Friday, Sep 04, 2009

Ermm, is the FSA prosecuting someone then ... ?

ThisIsMoney: Abbey owns up to mortgage fraud

The title calls it 'malpractice', but that's simply weasel-wording for 'fraud'. Isn't that usually a criminal offence?

Posted by paul @ 11:10 AM (495 views) Add Comment

9 Comments

1. Zze004 said...

Rumours about Santander possibly failing starting with defaulting on a substantial bond call are persisting in the last week or so.

Friday, September 4, 2009 11:34AM Report Comment
 

2. doomwatch said...

Why am I not suprised.

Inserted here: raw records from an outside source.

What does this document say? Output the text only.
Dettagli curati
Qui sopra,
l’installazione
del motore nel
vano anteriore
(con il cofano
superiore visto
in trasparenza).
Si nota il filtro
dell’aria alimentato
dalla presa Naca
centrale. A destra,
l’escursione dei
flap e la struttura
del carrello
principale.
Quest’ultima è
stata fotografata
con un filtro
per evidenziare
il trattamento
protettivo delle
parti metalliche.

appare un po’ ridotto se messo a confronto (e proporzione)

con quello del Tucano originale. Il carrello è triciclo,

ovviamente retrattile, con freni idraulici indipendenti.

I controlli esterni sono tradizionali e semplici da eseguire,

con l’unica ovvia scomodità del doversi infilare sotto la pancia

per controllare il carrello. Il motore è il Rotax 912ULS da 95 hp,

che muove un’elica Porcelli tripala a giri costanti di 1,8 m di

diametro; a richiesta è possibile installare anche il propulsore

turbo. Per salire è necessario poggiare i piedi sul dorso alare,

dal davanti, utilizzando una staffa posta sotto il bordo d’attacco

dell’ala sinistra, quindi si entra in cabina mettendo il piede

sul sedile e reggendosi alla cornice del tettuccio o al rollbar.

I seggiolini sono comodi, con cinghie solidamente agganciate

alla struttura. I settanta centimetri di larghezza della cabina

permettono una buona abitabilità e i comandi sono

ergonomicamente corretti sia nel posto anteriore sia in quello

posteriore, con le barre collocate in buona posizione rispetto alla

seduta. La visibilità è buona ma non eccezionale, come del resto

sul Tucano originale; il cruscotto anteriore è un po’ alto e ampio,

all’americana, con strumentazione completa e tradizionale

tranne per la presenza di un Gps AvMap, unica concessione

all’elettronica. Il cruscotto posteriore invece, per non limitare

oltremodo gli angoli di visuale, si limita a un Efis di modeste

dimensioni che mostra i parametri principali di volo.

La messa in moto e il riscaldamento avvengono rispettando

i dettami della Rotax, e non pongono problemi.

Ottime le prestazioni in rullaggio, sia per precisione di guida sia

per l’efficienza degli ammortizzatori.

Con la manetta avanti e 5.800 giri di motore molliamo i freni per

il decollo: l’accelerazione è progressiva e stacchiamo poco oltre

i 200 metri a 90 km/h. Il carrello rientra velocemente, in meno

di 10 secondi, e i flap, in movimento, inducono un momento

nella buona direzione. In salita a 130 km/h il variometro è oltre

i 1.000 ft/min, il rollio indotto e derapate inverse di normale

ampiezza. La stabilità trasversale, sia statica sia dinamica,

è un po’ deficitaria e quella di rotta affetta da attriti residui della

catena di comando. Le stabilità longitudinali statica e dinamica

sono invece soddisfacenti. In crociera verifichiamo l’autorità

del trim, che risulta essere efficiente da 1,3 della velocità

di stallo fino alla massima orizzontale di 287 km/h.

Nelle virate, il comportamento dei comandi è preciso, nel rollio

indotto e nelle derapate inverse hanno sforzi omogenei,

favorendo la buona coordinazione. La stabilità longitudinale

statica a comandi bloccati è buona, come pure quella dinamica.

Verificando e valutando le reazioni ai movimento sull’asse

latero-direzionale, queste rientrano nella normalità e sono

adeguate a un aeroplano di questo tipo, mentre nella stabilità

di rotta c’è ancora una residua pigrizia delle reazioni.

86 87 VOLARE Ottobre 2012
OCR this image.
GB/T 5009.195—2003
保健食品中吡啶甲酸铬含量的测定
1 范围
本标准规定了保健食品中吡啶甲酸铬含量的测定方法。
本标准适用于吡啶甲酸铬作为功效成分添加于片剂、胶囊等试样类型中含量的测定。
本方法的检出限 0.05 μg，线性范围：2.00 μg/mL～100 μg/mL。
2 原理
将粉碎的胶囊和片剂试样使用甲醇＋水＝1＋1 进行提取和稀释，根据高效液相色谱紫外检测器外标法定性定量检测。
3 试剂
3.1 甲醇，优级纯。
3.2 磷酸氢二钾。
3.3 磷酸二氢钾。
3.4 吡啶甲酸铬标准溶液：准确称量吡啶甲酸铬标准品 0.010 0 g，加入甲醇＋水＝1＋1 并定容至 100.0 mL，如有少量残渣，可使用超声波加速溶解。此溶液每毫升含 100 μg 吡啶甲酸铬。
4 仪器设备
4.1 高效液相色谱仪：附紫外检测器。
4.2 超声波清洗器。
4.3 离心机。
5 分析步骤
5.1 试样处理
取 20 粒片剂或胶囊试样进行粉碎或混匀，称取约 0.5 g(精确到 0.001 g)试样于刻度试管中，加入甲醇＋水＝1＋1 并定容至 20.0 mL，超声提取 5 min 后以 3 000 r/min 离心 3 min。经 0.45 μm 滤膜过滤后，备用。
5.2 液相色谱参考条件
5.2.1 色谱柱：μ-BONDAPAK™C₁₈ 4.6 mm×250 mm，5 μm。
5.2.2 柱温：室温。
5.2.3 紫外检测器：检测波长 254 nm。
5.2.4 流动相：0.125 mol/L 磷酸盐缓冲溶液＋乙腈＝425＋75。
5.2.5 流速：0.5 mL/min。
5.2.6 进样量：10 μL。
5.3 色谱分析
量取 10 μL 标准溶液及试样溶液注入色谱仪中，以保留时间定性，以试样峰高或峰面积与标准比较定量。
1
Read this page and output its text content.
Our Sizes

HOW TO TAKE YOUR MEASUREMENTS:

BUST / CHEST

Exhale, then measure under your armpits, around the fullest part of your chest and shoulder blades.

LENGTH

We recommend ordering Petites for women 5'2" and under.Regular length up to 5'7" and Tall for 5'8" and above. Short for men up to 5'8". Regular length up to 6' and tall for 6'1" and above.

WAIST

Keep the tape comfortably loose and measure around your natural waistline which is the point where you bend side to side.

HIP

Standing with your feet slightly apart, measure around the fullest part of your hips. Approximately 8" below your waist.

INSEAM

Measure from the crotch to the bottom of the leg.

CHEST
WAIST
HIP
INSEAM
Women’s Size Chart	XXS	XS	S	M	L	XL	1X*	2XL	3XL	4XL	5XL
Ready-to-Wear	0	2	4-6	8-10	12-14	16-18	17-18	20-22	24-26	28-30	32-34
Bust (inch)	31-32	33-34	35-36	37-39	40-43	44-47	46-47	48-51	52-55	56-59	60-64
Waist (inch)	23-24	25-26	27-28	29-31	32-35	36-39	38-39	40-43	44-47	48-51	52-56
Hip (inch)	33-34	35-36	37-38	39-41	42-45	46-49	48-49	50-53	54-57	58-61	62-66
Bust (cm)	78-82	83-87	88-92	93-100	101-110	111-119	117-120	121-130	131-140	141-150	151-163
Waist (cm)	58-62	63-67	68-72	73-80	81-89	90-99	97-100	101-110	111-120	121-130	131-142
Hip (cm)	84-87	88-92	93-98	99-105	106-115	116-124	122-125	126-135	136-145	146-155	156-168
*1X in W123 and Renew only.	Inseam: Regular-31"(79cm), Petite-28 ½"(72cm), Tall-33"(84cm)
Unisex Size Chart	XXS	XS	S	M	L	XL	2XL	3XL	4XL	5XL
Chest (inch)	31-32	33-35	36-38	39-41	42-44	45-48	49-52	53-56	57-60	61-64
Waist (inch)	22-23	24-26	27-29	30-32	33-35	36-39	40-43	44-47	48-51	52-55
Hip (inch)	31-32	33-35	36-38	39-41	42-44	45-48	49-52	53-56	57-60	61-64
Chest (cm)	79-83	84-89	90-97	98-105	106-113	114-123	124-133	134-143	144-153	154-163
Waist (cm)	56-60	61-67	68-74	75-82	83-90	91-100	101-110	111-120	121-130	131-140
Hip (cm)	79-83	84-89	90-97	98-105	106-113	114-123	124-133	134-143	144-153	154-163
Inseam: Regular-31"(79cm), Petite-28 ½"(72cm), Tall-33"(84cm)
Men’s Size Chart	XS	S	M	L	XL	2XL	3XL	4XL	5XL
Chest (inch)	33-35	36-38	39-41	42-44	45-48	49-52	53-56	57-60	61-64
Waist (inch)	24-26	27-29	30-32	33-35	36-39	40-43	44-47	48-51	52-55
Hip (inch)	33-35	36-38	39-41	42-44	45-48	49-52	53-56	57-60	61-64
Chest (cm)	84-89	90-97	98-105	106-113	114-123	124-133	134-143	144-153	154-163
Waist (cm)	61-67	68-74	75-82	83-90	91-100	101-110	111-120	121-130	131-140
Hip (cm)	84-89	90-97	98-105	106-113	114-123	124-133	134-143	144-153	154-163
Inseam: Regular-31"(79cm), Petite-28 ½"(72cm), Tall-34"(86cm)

I'm guessing this will be burried by the "media" power players.

Friday, September 4, 2009 12:08PM Report Comment
 

3. wiltshire said...

Presumably this opens up the possibility of borrowers in trouble suing for activity undertaken after they signed the load application?

Friday, September 4, 2009 12:14PM Report Comment
 

4. techieman said...

this comment sounds about right

" As the owner of an independent mortgage brokerage, if my staff did this and the FSA found out about it my company would be closed down, I would be fined and myself and any staff involved would be banned from financial services. Lets see if this happens to Abbey? I think not as the FSA are in the pockets of the large banks."

Having said that the FSA have fined em before - http://www.fsa.gov.uk/pubs/final/abbey-nat_9dec03.pdf - £2m in 2003 for not good enough anti money laundering compliance, http://www.fsa.gov.uk/pubs/final/abbey-asset_9dec03.pdf - £230k for a dodgy Fund manager, and http://www.fsa.gov.uk/pubs/final/abbey_25may05.pdf - £800k for failing to respond correctly to endowment mortgages complaints,.so maybe we should expect another fine???

Friday, September 4, 2009 01:11PM Report Comment
 

5. doomwatch said...

techieman, they are deep in the pockets:

"The FSA is accountable to Treasury Ministers, and through them to Parliament. It is operationally independent of Government and is funded entirely by the firms it regulates." from

Friday, September 4, 2009 01:33PM Report Comment
 

6. techieman said...

yes doomwatch i know that and that what you are saying might be true enough. Infact they have just borrowed £200m from HSBC i think! And i agree you have a point re the argument that they at the very least have a conflict of interest. However i am sure they will want to be seen to do "the right thing". So lets see what happens.

Friday, September 4, 2009 02:04PM Report Comment
 

7. techieman said...

doom you put in some code.... so my comment links to the narrative on the FSA website - can you undo it?

Friday, September 4, 2009 02:06PM Report Comment
 

8. refusetobuy said...

Just to undo the blue

Friday, September 4, 2009 02:31PM Report Comment
 

9. Bobby9983 said...

The FSA have no power of the banks whatsoever and are entirely dictated to by them.

The FSA spend all their time finding ways to ban and fine small IFAs and mortgage brokers, complaints against whom have just fallen by a massive amount this year.

Overall however, complaints are up. Guess who people are complaining against? Correct. The banks.